There is a cost for constantly rebalancing the hedge when you are gamma negative. You must buy some IBM every time it rallies and sell when the price goes lower. You are at risk in choppy markets. But you are being paid to render this service to the market, if you think about it. The reason you are gamma negative is that you have sold options to the marketplace. Therefore, you have already been paid the premiums for taking on this risk.
Think of it like this: you are wearing a new fashion creation for traders, the option hedging poncho. It’s one of those hooded pullovers with a single-pocket pouch in front to keep your hands warm (it’s continuous and goes all the way through). When you sell options, you immediately earn money and you stuff this cash into the pouch. But you must pull it out later in dribs and drabs as you gradually lose money from delta neutral hedging because you are always buying high and selling low. On average the sum of the dribs and drabs will exactly offset any money you earn from selling options—if you sell at fair prices. After thousands of cases, the poncho will be empty. Any interest earned on the money is included in this calculation.

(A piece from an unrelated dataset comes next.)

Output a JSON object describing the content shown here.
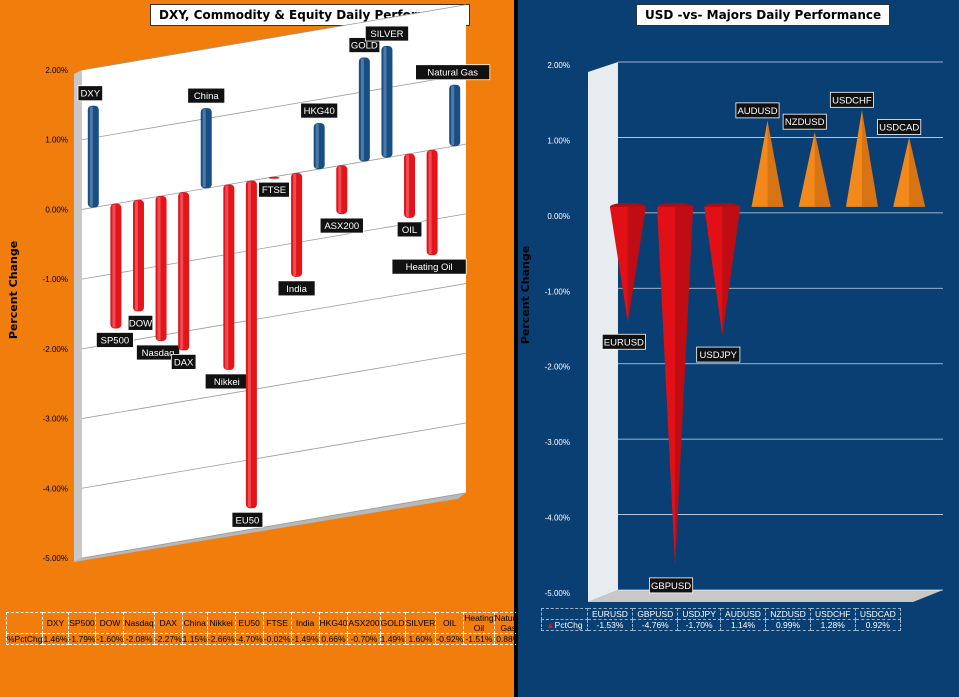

The reverse is true if you are gamma positive. Because you start by buying options you must pay the money up front, so you will have to borrow it at first. You will regain this money in dribs and drabs as you sell high and buy low while delta neutral hedging. The sum of all the dribs and drabs you are able to stuff into the poncho will allow you to pay back your borrowings and any interest due. On average, after many cases, you will break even and the poncho will once again be empty.
This break-even philosophy requires, as the Black-Scholes formula does, that we can hedge without fees and bid/ask spreads, and so forth. In the real world, however, we will lose any such expenses when we try to dynamically delta hedge to stay neutral (flat).